This post builds on the previous post where we started off with building the prototype of the application in Jupyter notebooks. In this post we will see how to convert our prototype into Python scripts. Converting into python script is important because that is the basis for building an application and then deploying them for general consumption.

File Structure for the project

First let us look at the file structure of our project.

The directory RL_Recomendations is the main directory which contains other folders which are required for the project.

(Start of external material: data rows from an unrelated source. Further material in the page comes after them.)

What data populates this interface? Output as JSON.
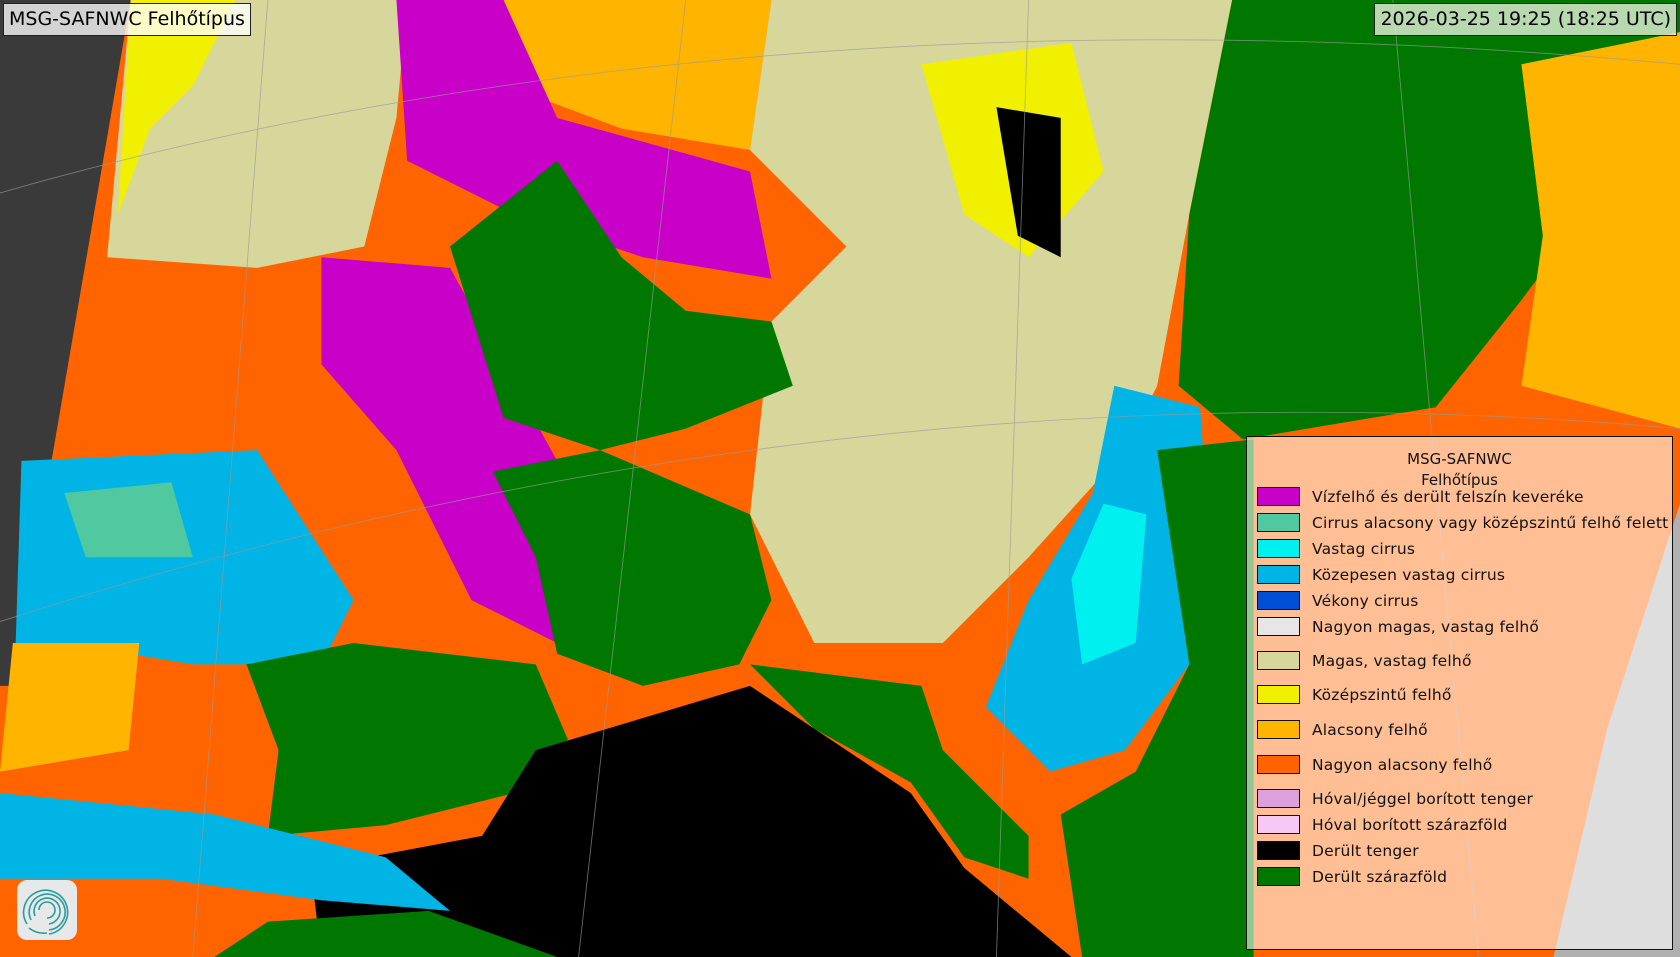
{
  "header": {
    "title": "MSG-SAFNWC Felhőtípus",
    "timestamp": "2026-03-25 19:25 (18:25 UTC)"
  },
  "legend": {
    "title_line1": "MSG-SAFNWC",
    "title_line2": "Felhőtípus",
    "items": [
      {
        "label": "Vízfelhő és derült felszín keveréke",
        "color": "#c800c8"
      },
      {
        "label": "Cirrus alacsony vagy középszintű felhő felett",
        "color": "#50c8a0"
      },
      {
        "label": "Vastag cirrus",
        "color": "#00f0f0"
      },
      {
        "label": "Közepesen vastag cirrus",
        "color": "#00b4e6"
      },
      {
        "label": "Vékony cirrus",
        "color": "#0050d7"
      },
      {
        "label": "Nagyon magas, vastag felhő",
        "color": "#e6e6e6"
      },
      {
        "label": "Magas, vastag felhő",
        "color": "#d7d79b"
      },
      {
        "label": "Középszintű felhő",
        "color": "#f0f000"
      },
      {
        "label": "Alacsony felhő",
        "color": "#ffb400"
      },
      {
        "label": "Nagyon alacsony felhő",
        "color": "#ff6400"
      },
      {
        "label": "Hóval/jéggel borított tenger",
        "color": "#dca0dc"
      },
      {
        "label": "Hóval borított szárazföld",
        "color": "#f5c8f5"
      },
      {
        "label": "Derült tenger",
        "color": "#000000"
      },
      {
        "label": "Derült szárazföld",
        "color": "#007800"
      }
    ]
  },
  "logo": {
    "icon": "swirl-logo-icon"
  }
}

Out of the directories rlreco is a virtual environment we will create and all our working directories are within this virtual environment.Along with the folders we also have the script rlRecoMain.py which is the main driver script for the application. We will now go through some of the steps in creating this folder structure

When building an application it is always a good practice to create a virtual environment and then complete the application build process within the virtual environment. We talked about this in one of our earlier series for building machine translation applications . This way we can ensure that only application specific libraries and packages are present when we deploy our application.

Let us first create a separate folder in our drive and then create a virtual environment within that folder. In a Linux based system, a seperate folder can be created as follows

$ mkdir RL_Recomendations

Once the new directory is created let us change directory into the RL_Recomendations directory and then create a virtual environment. A virtual environment can be created on Linux with Python3 with the below script

RL_Recomendations $ python3 -m venv rlreco

Here the rlreco is the name of our virtual environment. The virtual environment which we created can be activated as below

RL_Recomendations $ source rlreco/bin/activate

Once the virtual environment is enabled we will get the following prompt.

(rlreco) ~$

In addition you will notice that a new folder created with the same name as the virtual environment. We will use that folder to create all our folders and main files required for our application. Let us traverse through our driver file and then create all the folders and files required for our application.

Create the driver file

Open a file using your favourite editor and name it rlRecoMain.py and the insert the following code.

import argparse
import pandas as pd
from utils import Conf,helperFunctions
from Data import DataProcessor
from processes import rfmMaker,rlLearn,rlRecomend
from utils import helperFunctions
import os.path
from pymongo import MongoClient

Lines 1-2 we import the libraries which we require for our application. In line 3 we have to import Conf class from the utils folder.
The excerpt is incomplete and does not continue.